Emerging R&D Priorities for Product Developers of Plant-Based Meat


MJ Kinney, Founder and Principle Consultant at FareScience has a wealth of experience in helping new product development teams bring plant-based meat products to market. Here, she shares some insights on what makes a plant-based product truly innovative, including insights on nutritional composition, ingredients, and approaches to reduce risk before launch.

The decisions surrounding which products are created, how they're defined, and which exist on grocery store shelves is a fairly siloed system with surprisingly less involvement by scientists than it is the combination of C-suite, marketing professionals, and buyers.

Innovation has become an all-encompassing term used to describe nearly anything that is considered a new company offering — whereby 'new' can mean previously offered but reformulated, that it hasn't previously been available for sale by that particular company, or merely serves as an interchangeable term for R&D. In the world of food and beverage, it seems a rare occasion for innovation to mean not only new, but novel, and further, to be worthy of the perceptions that go hand-in-hand with innovation — such as 'breakthrough' or 'discovery.'

The popularity of plant-based products, namely those replacing center-of-plate and traditional, animal-derived protein sources, has led to numerous rapidly-created consumer packaged goods. While some of these brands aim to address concerns around environmental impact, animal welfare, and nutrition, many seem to fall short of at least the universal rule in product adoption: taste. Therefore, it should not come as a surprise that our lofty goals have met the reality we now find ourselves: where outlooks on plant-based meat's growth lean overly optimistic — sales have stagnated, manufacturing facilities have abruptly shut down, significant staffing cuts have happened, and many companies in the plant-based meat space are actively in a state of wide-scale reorganization.

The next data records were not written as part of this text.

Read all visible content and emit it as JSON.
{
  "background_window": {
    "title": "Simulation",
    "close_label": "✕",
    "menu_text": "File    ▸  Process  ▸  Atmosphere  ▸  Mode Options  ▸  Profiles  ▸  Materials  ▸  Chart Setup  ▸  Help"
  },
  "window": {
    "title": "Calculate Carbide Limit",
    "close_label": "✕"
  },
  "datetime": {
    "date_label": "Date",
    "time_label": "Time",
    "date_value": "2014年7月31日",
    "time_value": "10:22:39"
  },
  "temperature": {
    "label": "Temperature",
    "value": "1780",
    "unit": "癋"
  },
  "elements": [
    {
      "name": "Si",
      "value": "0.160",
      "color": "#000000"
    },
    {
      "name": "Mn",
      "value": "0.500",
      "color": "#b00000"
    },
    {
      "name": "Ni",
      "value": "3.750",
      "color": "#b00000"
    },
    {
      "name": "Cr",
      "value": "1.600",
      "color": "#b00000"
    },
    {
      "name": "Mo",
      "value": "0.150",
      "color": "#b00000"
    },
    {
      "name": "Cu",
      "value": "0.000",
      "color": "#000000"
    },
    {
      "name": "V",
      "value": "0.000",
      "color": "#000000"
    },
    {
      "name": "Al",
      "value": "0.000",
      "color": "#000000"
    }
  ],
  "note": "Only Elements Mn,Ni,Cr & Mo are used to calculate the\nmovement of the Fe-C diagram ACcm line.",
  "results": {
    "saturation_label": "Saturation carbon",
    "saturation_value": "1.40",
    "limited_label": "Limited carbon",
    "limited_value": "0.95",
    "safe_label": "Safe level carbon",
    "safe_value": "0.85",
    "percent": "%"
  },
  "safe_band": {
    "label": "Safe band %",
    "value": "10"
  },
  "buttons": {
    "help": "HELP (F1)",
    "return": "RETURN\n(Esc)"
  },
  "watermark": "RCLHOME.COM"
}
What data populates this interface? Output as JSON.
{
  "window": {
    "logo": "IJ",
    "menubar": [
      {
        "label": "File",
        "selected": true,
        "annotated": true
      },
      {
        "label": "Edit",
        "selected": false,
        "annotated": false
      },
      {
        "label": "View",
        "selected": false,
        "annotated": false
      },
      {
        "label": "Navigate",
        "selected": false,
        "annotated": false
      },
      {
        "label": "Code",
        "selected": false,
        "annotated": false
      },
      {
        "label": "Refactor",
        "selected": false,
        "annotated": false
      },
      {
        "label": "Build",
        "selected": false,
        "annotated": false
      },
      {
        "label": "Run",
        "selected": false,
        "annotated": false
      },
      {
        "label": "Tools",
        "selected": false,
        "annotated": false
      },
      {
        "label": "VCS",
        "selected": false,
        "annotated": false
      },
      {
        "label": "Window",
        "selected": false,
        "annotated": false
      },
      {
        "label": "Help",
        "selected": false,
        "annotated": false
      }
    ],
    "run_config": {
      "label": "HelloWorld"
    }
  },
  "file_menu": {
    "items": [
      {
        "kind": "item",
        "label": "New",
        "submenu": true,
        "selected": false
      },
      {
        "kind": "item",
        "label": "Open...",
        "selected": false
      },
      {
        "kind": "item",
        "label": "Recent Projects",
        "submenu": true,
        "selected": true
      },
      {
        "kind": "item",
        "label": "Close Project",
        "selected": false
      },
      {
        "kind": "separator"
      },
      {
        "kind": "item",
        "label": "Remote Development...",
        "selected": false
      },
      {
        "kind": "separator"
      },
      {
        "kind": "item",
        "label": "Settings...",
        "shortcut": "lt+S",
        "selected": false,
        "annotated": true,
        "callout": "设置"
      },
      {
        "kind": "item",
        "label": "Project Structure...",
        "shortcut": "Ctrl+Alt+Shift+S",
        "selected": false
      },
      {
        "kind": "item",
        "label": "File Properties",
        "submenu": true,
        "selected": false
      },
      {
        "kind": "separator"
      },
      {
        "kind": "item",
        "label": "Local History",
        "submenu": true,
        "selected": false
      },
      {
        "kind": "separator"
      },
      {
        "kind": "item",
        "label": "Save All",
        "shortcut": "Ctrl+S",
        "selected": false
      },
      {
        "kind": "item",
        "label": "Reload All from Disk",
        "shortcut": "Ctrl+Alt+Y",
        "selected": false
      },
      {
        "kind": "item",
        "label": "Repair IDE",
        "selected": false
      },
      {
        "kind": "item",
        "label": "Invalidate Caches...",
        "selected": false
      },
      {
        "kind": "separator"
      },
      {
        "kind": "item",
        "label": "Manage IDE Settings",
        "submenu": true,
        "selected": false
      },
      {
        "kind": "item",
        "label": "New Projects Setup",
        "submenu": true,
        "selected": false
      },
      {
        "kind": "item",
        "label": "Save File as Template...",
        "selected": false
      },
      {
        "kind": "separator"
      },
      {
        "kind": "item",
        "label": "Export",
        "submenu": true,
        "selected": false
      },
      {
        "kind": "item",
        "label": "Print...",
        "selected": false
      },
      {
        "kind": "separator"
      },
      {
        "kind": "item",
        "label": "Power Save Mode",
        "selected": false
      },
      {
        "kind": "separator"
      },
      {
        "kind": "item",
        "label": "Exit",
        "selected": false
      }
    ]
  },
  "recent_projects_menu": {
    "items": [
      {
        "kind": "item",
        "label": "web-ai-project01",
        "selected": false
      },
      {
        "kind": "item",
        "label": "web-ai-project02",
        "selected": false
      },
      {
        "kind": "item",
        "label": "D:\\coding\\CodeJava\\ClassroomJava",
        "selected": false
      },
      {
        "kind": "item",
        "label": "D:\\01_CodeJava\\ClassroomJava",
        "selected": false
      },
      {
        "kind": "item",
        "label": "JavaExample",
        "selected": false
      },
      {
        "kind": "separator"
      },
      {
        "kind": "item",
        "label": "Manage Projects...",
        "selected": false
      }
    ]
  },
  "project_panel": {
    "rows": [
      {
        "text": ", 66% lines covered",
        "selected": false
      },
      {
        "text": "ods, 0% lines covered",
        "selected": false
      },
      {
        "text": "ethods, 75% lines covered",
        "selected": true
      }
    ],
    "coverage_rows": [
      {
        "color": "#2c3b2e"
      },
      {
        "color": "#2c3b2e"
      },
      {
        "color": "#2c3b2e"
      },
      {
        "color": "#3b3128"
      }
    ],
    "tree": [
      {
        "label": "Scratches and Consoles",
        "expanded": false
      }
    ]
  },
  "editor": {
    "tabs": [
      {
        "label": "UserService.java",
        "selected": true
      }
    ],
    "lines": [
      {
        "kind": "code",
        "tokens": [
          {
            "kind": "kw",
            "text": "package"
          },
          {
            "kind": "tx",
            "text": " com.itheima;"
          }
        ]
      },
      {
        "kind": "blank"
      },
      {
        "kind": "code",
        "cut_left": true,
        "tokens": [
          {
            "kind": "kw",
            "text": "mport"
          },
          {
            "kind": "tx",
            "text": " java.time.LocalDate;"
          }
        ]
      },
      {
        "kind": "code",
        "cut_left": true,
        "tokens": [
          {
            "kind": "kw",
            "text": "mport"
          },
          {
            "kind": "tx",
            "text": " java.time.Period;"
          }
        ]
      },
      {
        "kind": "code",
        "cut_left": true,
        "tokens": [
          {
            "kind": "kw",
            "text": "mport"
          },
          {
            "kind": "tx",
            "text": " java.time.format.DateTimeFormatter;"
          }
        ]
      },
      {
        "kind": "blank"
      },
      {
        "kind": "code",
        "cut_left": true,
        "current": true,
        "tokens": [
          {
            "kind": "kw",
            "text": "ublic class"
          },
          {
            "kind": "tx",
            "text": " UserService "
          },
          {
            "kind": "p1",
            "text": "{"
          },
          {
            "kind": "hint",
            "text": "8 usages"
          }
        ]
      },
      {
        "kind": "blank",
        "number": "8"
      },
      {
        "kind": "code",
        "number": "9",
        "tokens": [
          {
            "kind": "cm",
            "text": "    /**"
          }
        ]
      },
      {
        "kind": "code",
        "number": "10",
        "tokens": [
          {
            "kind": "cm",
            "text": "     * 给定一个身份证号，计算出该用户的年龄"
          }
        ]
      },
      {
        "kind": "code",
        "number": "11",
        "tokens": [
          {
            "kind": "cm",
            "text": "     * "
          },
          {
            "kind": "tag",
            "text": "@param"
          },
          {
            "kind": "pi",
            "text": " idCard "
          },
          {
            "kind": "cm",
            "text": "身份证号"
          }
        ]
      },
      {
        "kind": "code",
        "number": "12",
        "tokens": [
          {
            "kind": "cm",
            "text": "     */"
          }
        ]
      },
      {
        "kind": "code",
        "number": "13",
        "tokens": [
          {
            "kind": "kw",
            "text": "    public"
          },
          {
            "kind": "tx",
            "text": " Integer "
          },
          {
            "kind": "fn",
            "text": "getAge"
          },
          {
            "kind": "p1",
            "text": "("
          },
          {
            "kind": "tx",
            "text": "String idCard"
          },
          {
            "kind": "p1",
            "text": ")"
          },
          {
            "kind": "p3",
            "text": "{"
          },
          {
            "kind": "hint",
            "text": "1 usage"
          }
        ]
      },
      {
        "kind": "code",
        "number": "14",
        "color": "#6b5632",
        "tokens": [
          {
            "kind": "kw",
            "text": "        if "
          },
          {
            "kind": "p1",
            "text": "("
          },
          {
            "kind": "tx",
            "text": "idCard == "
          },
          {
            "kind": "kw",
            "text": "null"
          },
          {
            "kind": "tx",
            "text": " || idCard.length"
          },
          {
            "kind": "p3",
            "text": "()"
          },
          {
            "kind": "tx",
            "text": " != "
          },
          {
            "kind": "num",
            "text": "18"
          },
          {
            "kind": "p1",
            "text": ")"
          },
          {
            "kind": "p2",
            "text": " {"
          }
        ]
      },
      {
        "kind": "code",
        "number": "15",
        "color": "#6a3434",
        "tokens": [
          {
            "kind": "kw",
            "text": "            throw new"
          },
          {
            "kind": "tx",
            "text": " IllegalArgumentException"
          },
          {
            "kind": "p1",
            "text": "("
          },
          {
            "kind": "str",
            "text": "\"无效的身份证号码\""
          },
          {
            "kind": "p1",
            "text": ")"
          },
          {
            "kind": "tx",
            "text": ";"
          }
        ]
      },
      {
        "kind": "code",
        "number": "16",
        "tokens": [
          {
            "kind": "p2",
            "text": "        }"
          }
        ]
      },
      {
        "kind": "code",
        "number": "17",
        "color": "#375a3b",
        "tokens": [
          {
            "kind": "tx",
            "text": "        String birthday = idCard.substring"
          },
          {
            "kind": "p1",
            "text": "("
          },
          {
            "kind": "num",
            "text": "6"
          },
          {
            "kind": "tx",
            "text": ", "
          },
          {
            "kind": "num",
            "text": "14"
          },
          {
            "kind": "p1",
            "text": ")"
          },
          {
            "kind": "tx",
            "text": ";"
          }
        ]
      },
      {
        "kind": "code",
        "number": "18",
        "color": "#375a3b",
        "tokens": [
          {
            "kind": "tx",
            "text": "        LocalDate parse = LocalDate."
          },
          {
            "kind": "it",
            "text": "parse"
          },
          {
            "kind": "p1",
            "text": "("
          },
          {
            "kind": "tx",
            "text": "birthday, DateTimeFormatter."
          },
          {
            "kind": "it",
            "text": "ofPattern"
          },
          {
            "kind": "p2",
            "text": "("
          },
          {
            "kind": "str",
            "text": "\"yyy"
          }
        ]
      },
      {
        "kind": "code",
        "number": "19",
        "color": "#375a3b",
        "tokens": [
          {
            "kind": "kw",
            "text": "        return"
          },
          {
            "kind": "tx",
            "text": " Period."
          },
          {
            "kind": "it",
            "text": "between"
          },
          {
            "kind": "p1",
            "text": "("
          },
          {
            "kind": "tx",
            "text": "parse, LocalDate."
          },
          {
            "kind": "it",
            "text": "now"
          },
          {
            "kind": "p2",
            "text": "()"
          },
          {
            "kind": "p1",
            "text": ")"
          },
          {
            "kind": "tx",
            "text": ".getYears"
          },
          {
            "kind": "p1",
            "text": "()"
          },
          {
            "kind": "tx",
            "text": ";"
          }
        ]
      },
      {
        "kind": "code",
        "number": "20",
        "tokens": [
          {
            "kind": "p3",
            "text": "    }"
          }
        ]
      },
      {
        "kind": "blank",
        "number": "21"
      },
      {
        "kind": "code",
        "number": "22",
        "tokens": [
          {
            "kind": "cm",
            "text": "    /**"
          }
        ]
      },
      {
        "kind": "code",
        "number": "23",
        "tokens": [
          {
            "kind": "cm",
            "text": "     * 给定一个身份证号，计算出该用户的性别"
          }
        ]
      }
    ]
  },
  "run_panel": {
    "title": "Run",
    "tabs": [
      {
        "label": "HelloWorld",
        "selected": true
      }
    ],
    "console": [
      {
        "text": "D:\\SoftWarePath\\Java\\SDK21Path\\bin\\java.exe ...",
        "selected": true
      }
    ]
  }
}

Plant-based meats are at an inflection point. As a food scientist and product developer, I'm optimistic about future creations in this space, but I believe it requires an innovation life cycle that works more closely with how scientists are thinking about and approaching the concept of alternative meat. To reframe the obstacle: If plant-based meat is aimed at the flexitarian consumer (as opposed to vegetarian or vegan), and the most significant driver for repeat purchase is taste, why aren't we being more intentional about our comparison with the animal origin?

Below I've identified what I believe to be priority considerations and potential guardrails as a part of the product development process for plant-based meat. These areas lean on a logical, scientific approach that values a holistic understanding of what meat is and why people consume it.

1. Key Nutrients: Protein and Micronutrients
Protein
Animal-derived protein sources, specifically cuts of whole muscle, are a composition of mostly protein followed by fat, water, and various vitamins and minerals. When mimicking protein content, this is on several levels: content (how many grams per serving?), quality (PDCAAS by way of calculation or chemical analysis), and percent daily value (how many grams of complete protein per serving, divided by the 50-gram daily value for adults).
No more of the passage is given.